名探偵エルキュール・ポワロが活躍する推理小説。シリーズの長編作品としては第八作目にあたります。

定期的に読み返したくなる作品です。

それでは早速、内容について書いていきたいと思います。

 

以下、内容についての記載あり。未読の方はご注意ください。

豪雪のため停車したオリエント急行内で起きた殺人事件。乗客の一人が何者かに刃物で滅多刺しにされて死亡しているのが発見されます。
被害者はアメリカ人の男性で、悪名高き幼児誘拐魔だったラチェットという人物でした。殺されて当然の外道だったわけです。しかし、それでも殺人は殺人。たまたま同乗していたポワロは、友人ブークの頼みもあって、犯人探しに乗り出すことになります。
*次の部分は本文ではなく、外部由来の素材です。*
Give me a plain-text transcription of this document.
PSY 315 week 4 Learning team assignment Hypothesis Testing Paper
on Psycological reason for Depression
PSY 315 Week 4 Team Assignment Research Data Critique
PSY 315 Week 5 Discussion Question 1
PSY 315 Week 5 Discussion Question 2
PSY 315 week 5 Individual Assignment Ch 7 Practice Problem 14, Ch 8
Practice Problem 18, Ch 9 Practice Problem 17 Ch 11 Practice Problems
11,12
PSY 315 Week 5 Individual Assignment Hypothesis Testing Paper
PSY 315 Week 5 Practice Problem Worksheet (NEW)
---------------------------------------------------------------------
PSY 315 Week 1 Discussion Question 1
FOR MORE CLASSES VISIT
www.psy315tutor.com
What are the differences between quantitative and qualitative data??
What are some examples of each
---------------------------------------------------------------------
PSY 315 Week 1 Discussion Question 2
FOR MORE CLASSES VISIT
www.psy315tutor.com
列車が雪で止まっている以上、殺人の犯人として考えられるのは、同じ車両に閉じ込められている他の乗客と乗務員たちしかいません。しかし、彼らはみな国籍もバラバラで、ラチェットの秘書と召使いを除いて、他は被害者とは縁もゆかりもない人々ばかり。アメリカ人にイギリス人、スウェーデン人、ドイツ人、フランス人に帰化イタリア人。ロシア人の亡命貴族やら、ハンガリーの外交官夫妻までいます。ここにギリシア人の医師とベルギー人の探偵(ポワロ)が加わる、見事なまでの多国籍空間。そして厄介なことに、全員に犯行時刻のアリバイがあります。状況と証言だけで判断するなら全員がシロ、犯人はこの中にはいないという仮説が最も有力そうでした。

しかし、そこで妥協しないのがエルキュール・ポワロ。彼が名探偵たる所以です。
車掌と十二名の乗客一人一人の証言を照らし合わせ、彼らの荷物なども確認しつつ、それぞれのアリバイの隙を突くようにして少しずつ事件の真相へと近づいていきます。ポワロの補佐役のブークとコンスタンチン医師が良い感じに推理に口を挟んでくれるので、上手く情報が整理されていきます。この二人、助手としては割と有能なのでは。

最終的に、十三名の容疑者とラチェット(正確にはアームストロング家の幼児誘拐事件)との繋がりを看破し、見事、事件の真相を明らかにしたポワロ。彼の仮説に次ぐ仮説、それがそっくりその通りだったというのが恐ろしい。
十三名全員が共犯者だった、という結末は、初めて読んだ時には物凄い衝撃を受けました。当時はまだ子供だったので、何となく「犯人は単数」という固定概念があり、ちょっとズルをされたような、「全員とかそんなのあり!?」という気持ちになったのを覚えています。
ハッバード夫人を始めとして、全員演技派すぎです。咄嗟の機転も利くし連携も上手い。ポワロが乗り合わせていなかったら迷宮入りコース確定の事件でした。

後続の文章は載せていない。